Sadece belediyelerden değil, uyuşturucudan silah kaçakçılığından sınır ve insan ticaretine kadar uzanan birçok alanda elde edilen vurgunlarla burjuvalaşacaklarını ümit eden ağalar, hayal kırıklığına uğradılar. Barzani ailesinin tanıdığı imtiyazlar da yetmedi. Ekonomik ve ticari gelişmeleri salt silah ve baskıyla yönlendirilemeyeceğini kavrayamadılar. Ayrıca elde etikleri kapitali sevk ve idare edecek bilgi ve beceriden yoksundular. Bu nedenle de kurumlaşmadan kaçındılar. Kurumlaşma en azından bir firma çatısı altında yasal sınırlar içinde vergi ödeyerek çalışmayı, elinde bulundurduğu kapitali yatırıma yöneltmeyi gerektiriyordu. Tüm bunlar süereç içinde aşiret yapısından kopmayı göze alma demekti. Hem aşiret yapısını koruyup hem de burjuvalaşma mümkün değildi. Bu nedenle korkak, ticari atılım yapacak cesatetten yoksun kaldılar. Ceplerine yerleştirdikleri günlük vurgunlarını akşam olduğunda binlikleri yüzlükleri birbirinden ayırmadan öte bir becerileri yoktu. Burjuvalaşmayı marka elbise giyip son model otomobillerle caddelerde gösterişte bulunmayla eşdeğerli gördüler.Ama öbür yandan, dönemin koşullarını değerlendirip burjuvalaşanlar piyasaya egemen oluyor,belli bir sermaye birikimi sağladıktan sonra da yatırımlarını daha emin ve alım gücü yüksek Batı’ya yönlendiriyordu.

Pazar ilişkilerinin kendine has işleyiş kuralları sonucu toplumun tortusu haline gelmeyi bir türlü sindirememekteler. Bu nedenledir ki, meclis içinde ve dışında en olmaz önerilerle bulundukları zeminden çıkış arayışı içindedirler. Ellerine tutuşturulan bildirilerle feodal tehditvari çıkışlarla korkularını gizlemeye çalışmaktalar. Ama korkunun acele faydası yok.

Zaten sürecin kendilerini dıştaladığını gördükleri için parti adına seçime girme cesaretini gösteremediler. Halkı temsil ettiğini iddia eden örgütlü hiç bir güç, böylesi bir taktiğe baş vurmaz. Seçimde baraj oranı bahane olarak gösterilemez. Başvurdukları taktikler, halktan destek bulamamanın kanıtlarıdır. Başından itibaren örgütlenme ve hareket etme tarzlarıyla emperyalist güçlerin uzantıları olduklarını netçe ortaya koydular.

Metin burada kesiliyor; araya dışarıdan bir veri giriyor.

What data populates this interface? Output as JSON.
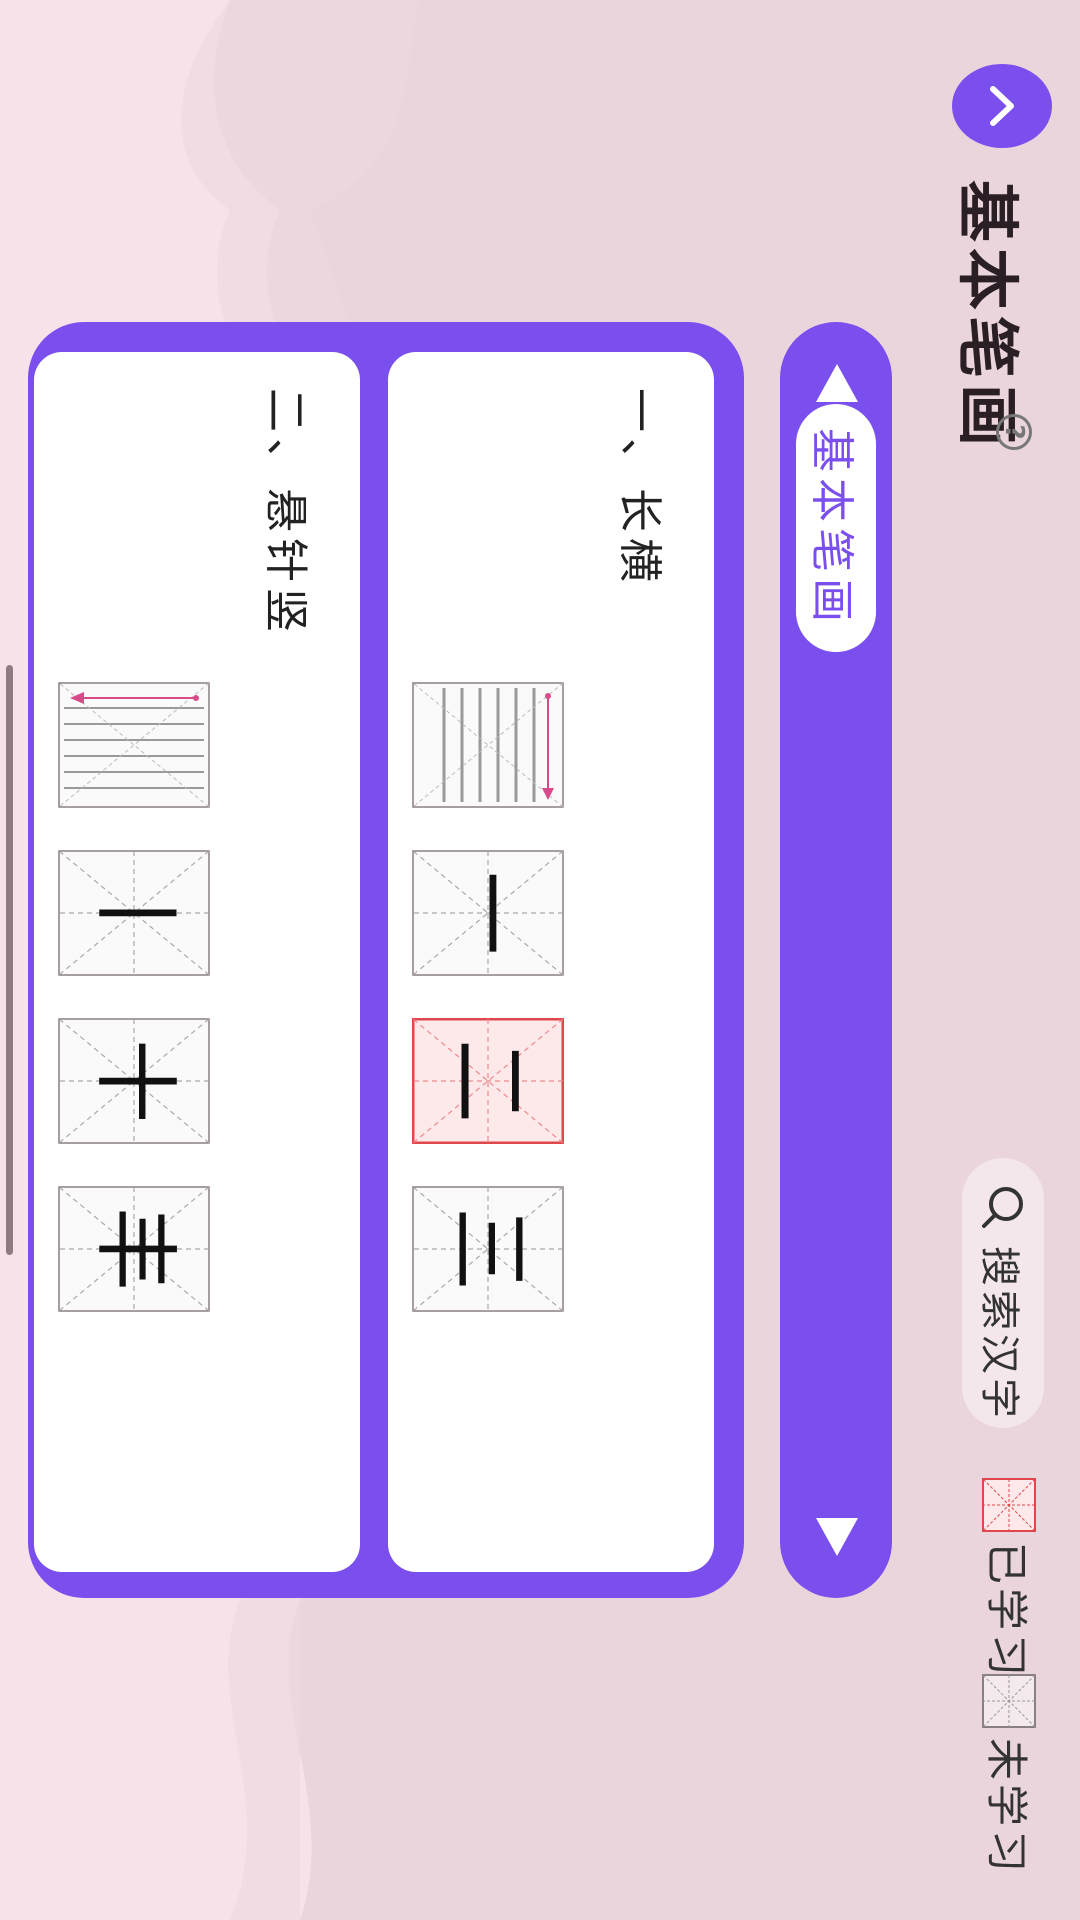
{
  "header": {
    "title": "基本笔画",
    "help": "?",
    "search_placeholder": "搜索汉字",
    "legend_learned": "已学习",
    "legend_unlearned": "未学习"
  },
  "side_nav": {
    "active_tab": "基本笔画"
  },
  "sections": [
    {
      "title": "一、长横",
      "cards": [
        {
          "kind": "demo",
          "char": ""
        },
        {
          "kind": "char",
          "char": "一",
          "learned": false
        },
        {
          "kind": "char",
          "char": "二",
          "learned": true
        },
        {
          "kind": "char",
          "char": "三",
          "learned": false
        }
      ]
    },
    {
      "title": "二、悬针竖",
      "cards": [
        {
          "kind": "demo",
          "char": ""
        },
        {
          "kind": "char",
          "char": "丨",
          "learned": false
        },
        {
          "kind": "char",
          "char": "十",
          "learned": false
        },
        {
          "kind": "char",
          "char": "丰",
          "learned": false
        }
      ]
    }
  ],
  "colors": {
    "accent": "#7b4fee",
    "learned_red": "#e0474c",
    "page_bg": "#ead5dc"
  }
}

Halkın sorunlarını dile getirmeyen uğraşlarla zaman geçirmeyi adeta meslek edindiler. Onlar için yoksullukla ve işsizlikle mücadele diye bir sorun yok. Sendikalaşma, kadın hakları vb. sorunların çözümü yönünde en ufak plan ve proje geliştirmeyi akıllarından bile geçirmediler. En etkin oldukları alanlarda yüzlerce genç kız ve kadın töreye kurban giderken, parmaklarını bile oynatmadılar. Bırakın çözüm için çaba göstermeyi, görmemezlikten gelme daha çok işlerine geldi. Çünkü yaraya parmak basma dayandıkları alt yapının çöküşü anlamına geldiğini biliyorlardı. Ama efendileriyle uyum içinde hareket etmelerini sağlıyacak taktikler geliştirip uygulamada ne kadar başarılı olduklarını kabul etmek gerekir.

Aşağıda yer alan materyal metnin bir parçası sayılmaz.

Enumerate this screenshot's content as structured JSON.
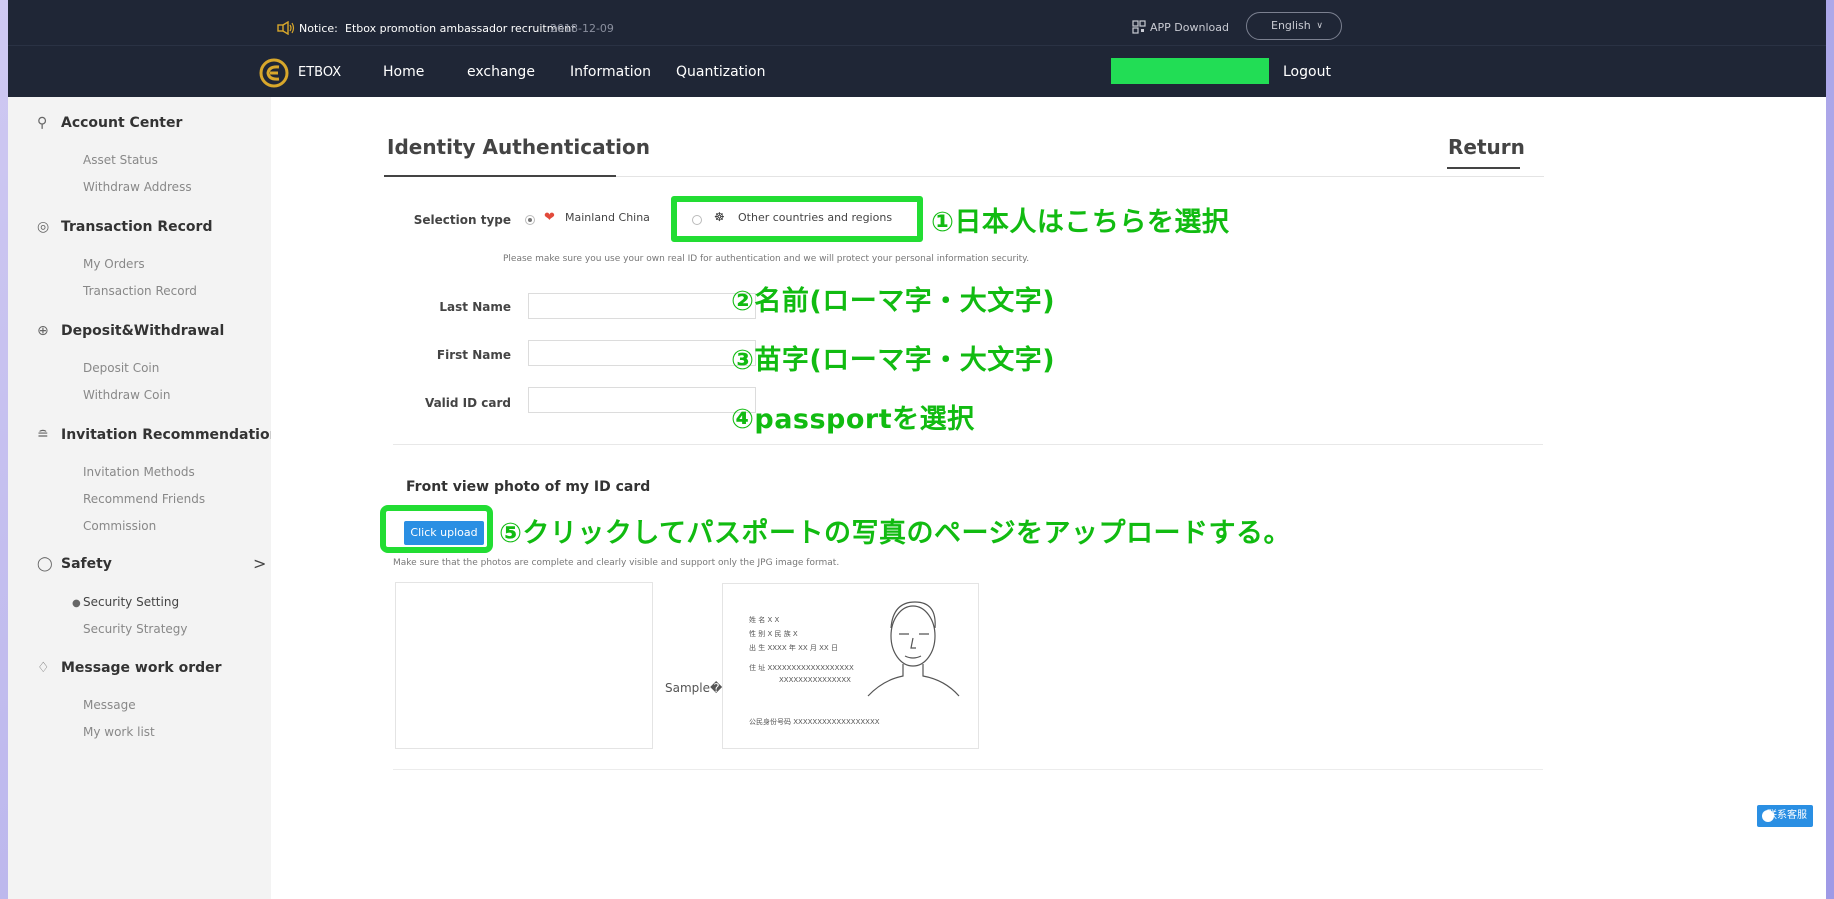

Her alanda çözüm adına çözümsüzlüğü sürekli kılacak sihirli anahtarı bulmuşlardı; karanlıkların prensi ‘seruk’. Çünkü ‘seruk’ ‘derin’ güçlerle bağlantıyı oluşturan köprüydü. Seruk labirentlerin sesini, statükonun gücünü temsil ediyordu. Batıda laiklik ve Cumhuriyeti korumayı kendine maske edinmiş Gladio’nun Doğuda alt birimini temsil eden bu feodal örgütlenme artık bitirilecektir. Yani Gladyo’nun Türkiye genelinde bitirilmesi, en azından tehlike olmaktan çıkarılması için düğmeye basılmıştır. Kandillinin ve Kandilliye bağlı sivil uzantıların bititrilmesi Türkiye genelinde Gladio’nun bitirilmesi demektir.